1) What are mortgage interest rates based on? The only correct answer is Mortgage Backed Securities or Mortgage Bonds, NOT the 10-year Treasury Note. While the 10-year Treasury Note sometimes trends in the same direction as Mortgage Bonds, it is not unusual to see them move in completely opposite directions. DO NOT work with a lender who has their eyes on the wrong indicators.
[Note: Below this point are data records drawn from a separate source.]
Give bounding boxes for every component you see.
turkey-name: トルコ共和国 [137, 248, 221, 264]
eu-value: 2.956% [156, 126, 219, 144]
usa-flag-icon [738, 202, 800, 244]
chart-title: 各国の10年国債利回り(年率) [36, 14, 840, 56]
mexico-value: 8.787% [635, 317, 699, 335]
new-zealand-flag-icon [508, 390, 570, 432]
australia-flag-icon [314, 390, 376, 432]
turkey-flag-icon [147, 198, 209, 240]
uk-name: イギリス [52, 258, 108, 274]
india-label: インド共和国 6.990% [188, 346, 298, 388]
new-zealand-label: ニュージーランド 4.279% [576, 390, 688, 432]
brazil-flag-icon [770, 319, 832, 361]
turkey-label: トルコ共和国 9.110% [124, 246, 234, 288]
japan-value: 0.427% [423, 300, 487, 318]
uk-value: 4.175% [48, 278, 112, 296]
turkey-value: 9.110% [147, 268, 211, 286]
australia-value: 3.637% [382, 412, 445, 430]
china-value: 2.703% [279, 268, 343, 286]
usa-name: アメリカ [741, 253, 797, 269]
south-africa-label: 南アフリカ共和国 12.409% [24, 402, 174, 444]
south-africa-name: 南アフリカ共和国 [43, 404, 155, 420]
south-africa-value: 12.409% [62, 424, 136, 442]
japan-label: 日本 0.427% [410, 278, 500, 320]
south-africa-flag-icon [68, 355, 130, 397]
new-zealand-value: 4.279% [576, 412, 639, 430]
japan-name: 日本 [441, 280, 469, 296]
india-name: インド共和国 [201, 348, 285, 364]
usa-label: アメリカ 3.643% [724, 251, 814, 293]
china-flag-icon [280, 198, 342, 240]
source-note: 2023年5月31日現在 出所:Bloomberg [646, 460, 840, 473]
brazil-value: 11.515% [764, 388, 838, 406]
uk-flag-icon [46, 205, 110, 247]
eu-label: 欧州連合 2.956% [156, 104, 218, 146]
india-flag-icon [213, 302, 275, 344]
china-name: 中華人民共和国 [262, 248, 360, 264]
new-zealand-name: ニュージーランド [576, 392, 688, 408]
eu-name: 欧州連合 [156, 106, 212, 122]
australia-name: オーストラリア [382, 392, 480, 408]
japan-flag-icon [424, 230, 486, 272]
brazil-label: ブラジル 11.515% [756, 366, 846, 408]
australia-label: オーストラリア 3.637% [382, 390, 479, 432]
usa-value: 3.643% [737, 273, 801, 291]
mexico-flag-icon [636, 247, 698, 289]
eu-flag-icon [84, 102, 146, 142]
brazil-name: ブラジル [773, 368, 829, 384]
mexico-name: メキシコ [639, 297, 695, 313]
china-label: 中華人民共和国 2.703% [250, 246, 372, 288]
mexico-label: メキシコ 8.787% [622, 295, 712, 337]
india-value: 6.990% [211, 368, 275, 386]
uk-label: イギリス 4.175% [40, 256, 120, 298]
2) What is the next Economic Report or event that could cause interest rate movement?A professional lender will have this at their fingertips. For an up-to-date calendar of weekly economic reports and events that may cause rates to fluctuate, email mrmortgage (AT) thegreatloan (DOT) com and we'll add you to our mortgage rates report. Can't post the address here because the spam bots would get it and we would be getting offers for prescription drugs and to help Nigerians with money exchanges.
3) When Bernanke and the Fed "change rates", what does this mean. and what impact does this have on mortgage interest rates? The answer may surprise you. When the Fed makes a move, they can change a rate called the "Fed Funds Rate" or "Discount Rate". These are both very short- term rates that impact credit cards, Home Equity credit lines, auto loans and the like. On the day of the Fed move, Mortgage rates most often will actually move in the opposite direction as the Fed change. This is due to the dynamics within the financial markets in response to inflation. For more information and explanation, just give me a call.
4) Do you have access to live, real time, mortgage bond quotes?If a lender cannot explain how Mortgage Bonds and interest rates are moving in real time and warn you in advance of a costly intra-day price change, you are talking with someone who is still reading yesterday's newspaper, and probably not a professional with whom to entrust your home mortgage financing. Would you work with a stockbroker who is only able to grab yesterday's paper to tell you how a stock traded yesterday, but had no idea what the movement looks like at the present time and what market conditions could cause changes in the near future?